The second line lists libc and shows that it is found at /lib64/libc.so.6. This path is determined by the rules of the dynamic linker itself, ld-linux.so, which is listed on the third line.

However, running that command on my machine results in the following (again lightly edited):

$ ldd /bin/ls
    linux-vdso.so.1 (0x00007fff2e1f3000)
    libc.so.6 => /usr/lib/libc.so.6 (0x00007f79ca26c000)
    /lib64/ld-linux-x86-64.so.2 => /usr/lib64/ld-linux-x86-64.so.2 (0x00007f79ca4ab000)

Note the dynamic linker, which is specified by /bin/ls as the absolute path /lib64/ld-linux-x86-64.so.2, is shown as being found at /usr/lib64/ld-linux-x86-64.so.2. Setting aside the fact that these are actually the same files (by the magic of symbolic links) because the linker/ldd doesn't know this, why is something which is specified as an absolute path being looked up at all?

shared objects choose their dynamic linker

Shared objects in the elf format are able to choose their dynamic linker.

$ readelf -l /bin/ls | grep interpreter
      [Requesting program interpreter: /lib64/ld-linux-x86-64.so.2]

Based on this, I would have assumed that ldd would somehow base its output on the specific linker requested (as "interpreter") by the program or shared object being queried.

ldd implementation

In a glibc based environment, ldd is a shell script.
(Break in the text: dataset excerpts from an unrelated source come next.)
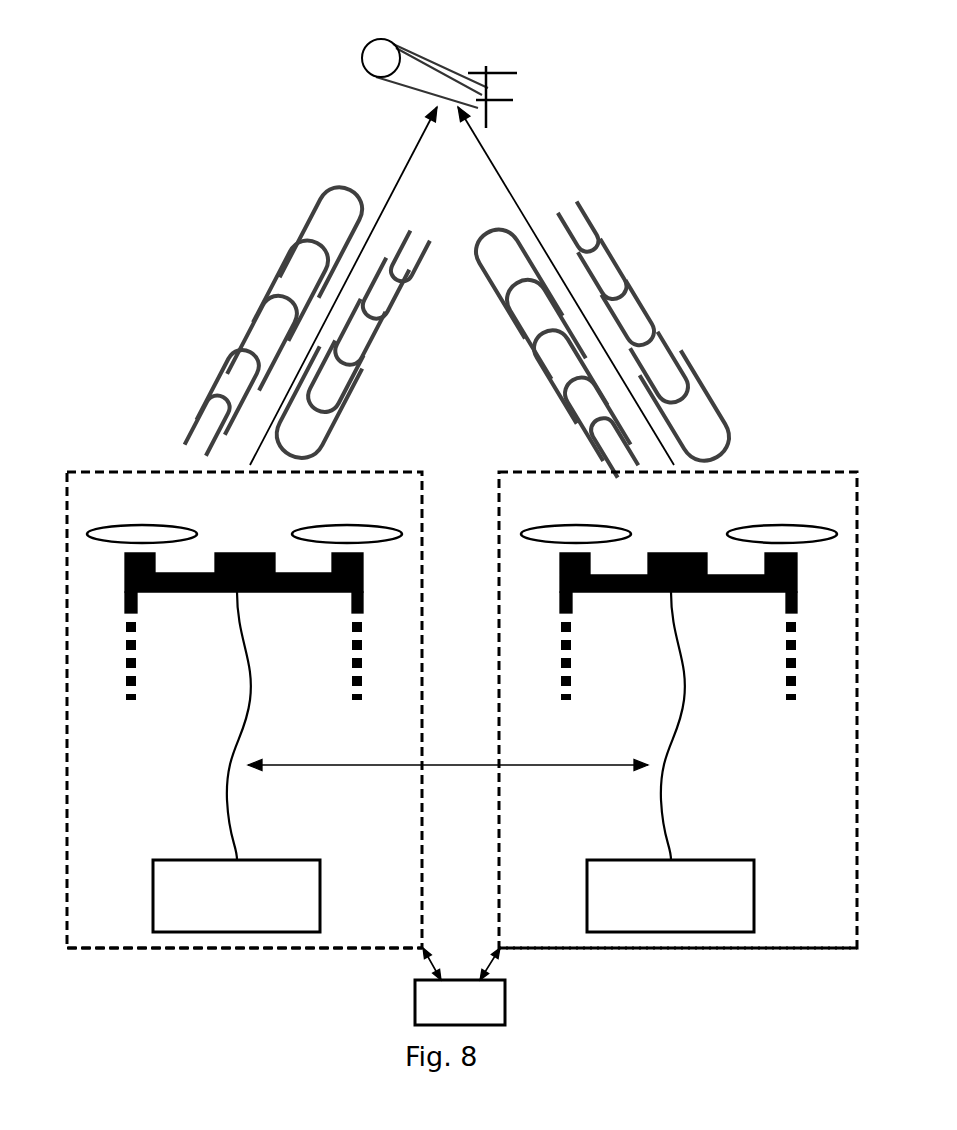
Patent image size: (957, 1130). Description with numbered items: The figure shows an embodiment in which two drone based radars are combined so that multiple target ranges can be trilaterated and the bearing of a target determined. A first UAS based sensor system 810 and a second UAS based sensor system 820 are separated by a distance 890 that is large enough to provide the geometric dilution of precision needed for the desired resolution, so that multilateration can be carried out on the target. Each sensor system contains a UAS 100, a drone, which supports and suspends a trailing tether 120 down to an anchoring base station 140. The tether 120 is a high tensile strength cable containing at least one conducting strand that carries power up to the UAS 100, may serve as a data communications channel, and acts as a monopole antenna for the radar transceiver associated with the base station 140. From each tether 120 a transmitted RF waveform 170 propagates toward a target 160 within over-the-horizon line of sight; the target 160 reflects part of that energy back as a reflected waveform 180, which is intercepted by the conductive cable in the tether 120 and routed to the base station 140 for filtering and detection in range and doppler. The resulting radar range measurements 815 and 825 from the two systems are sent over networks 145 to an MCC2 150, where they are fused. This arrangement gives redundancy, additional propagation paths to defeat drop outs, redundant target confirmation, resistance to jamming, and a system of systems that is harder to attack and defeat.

The UAS 100 is at (462, 593).
The tether 120 is at (434, 726).
The base station 140 is at (453, 896).
The networks 145 is at (462, 972).
The MCC2 150 is at (460, 986).
The target 160 is at (443, 62).
The transmitted RF waveform 170 is at (412, 332).
The reflected waveform 180 is at (503, 331).
The first UAS based sensor system 810 is at (163, 470).
The radar range measurement 815 is at (402, 157).
The second UAS based sensor system 820 is at (767, 470).
The radar range measurement 825 is at (500, 160).
The distance 890 is at (448, 779).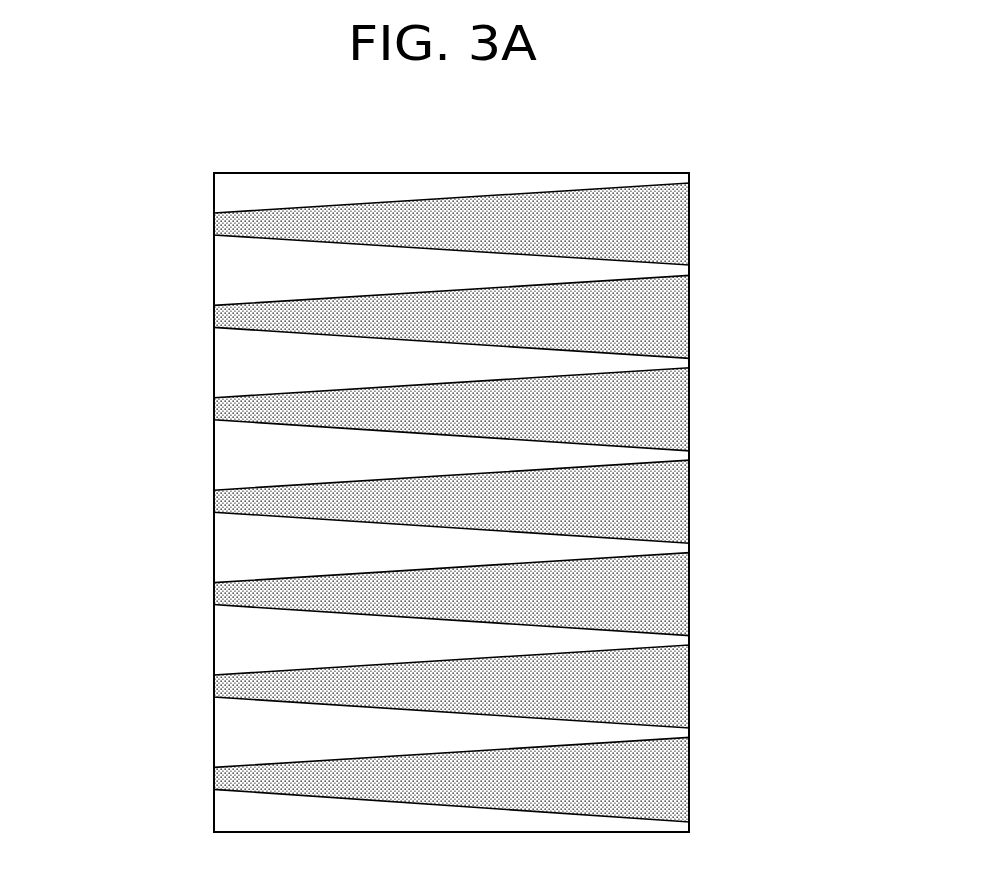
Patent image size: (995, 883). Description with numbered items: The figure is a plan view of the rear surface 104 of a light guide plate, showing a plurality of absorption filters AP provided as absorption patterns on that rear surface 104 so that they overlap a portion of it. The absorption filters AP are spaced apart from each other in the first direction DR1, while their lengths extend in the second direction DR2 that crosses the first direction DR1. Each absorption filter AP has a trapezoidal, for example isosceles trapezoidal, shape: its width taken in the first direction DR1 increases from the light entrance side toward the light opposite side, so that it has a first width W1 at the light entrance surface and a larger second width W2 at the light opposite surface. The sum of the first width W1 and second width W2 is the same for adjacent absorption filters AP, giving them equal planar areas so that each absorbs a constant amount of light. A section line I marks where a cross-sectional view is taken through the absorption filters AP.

The rear surface 104 is at (230, 360).
The absorption filter AP is at (673, 409).
The first width W1 is at (199, 283).
The second width W2 is at (692, 275).
The section line I-I' I is at (410, 363).
The first direction DR1 is at (55, 830).
The second direction DR2 is at (55, 830).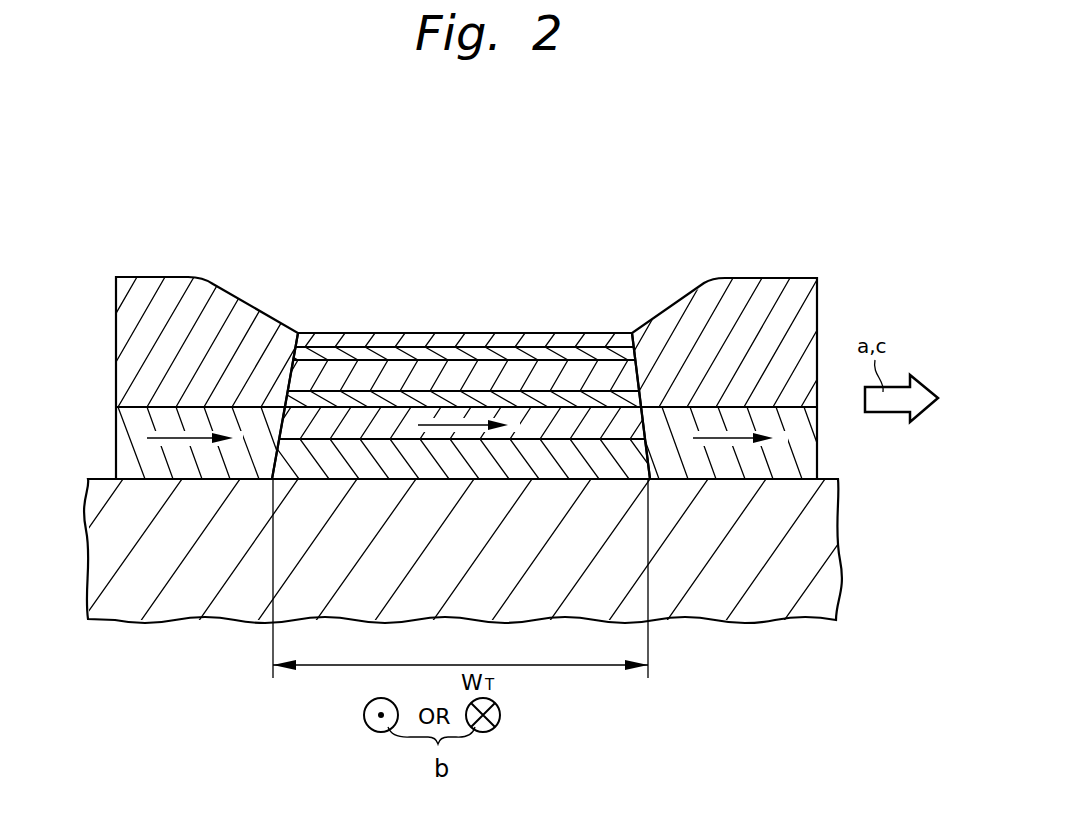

See for yourself with cat $(which ldd).

$ cat $(which ldd) | grep RTLDLIST=

RTLDLIST="/usr/lib/ld-linux.so.2 /usr/lib64/ld-linux-x86-64.so.2 /usr/libx32/ld-linux-x32.so.2"

A surprising fact about ldd is that its behavior is not based on the dynamic linker requested by the program (or shared object) being queried. Rather ldd invokes a standard linker from one of a few expected locations, and asks that linker for the linking data in order to present it to the user.

ldd by hand

Effectively all the ldd script is doing is invoking the standard linker with some special environment variables set so that it prints the linking data that the user cares about.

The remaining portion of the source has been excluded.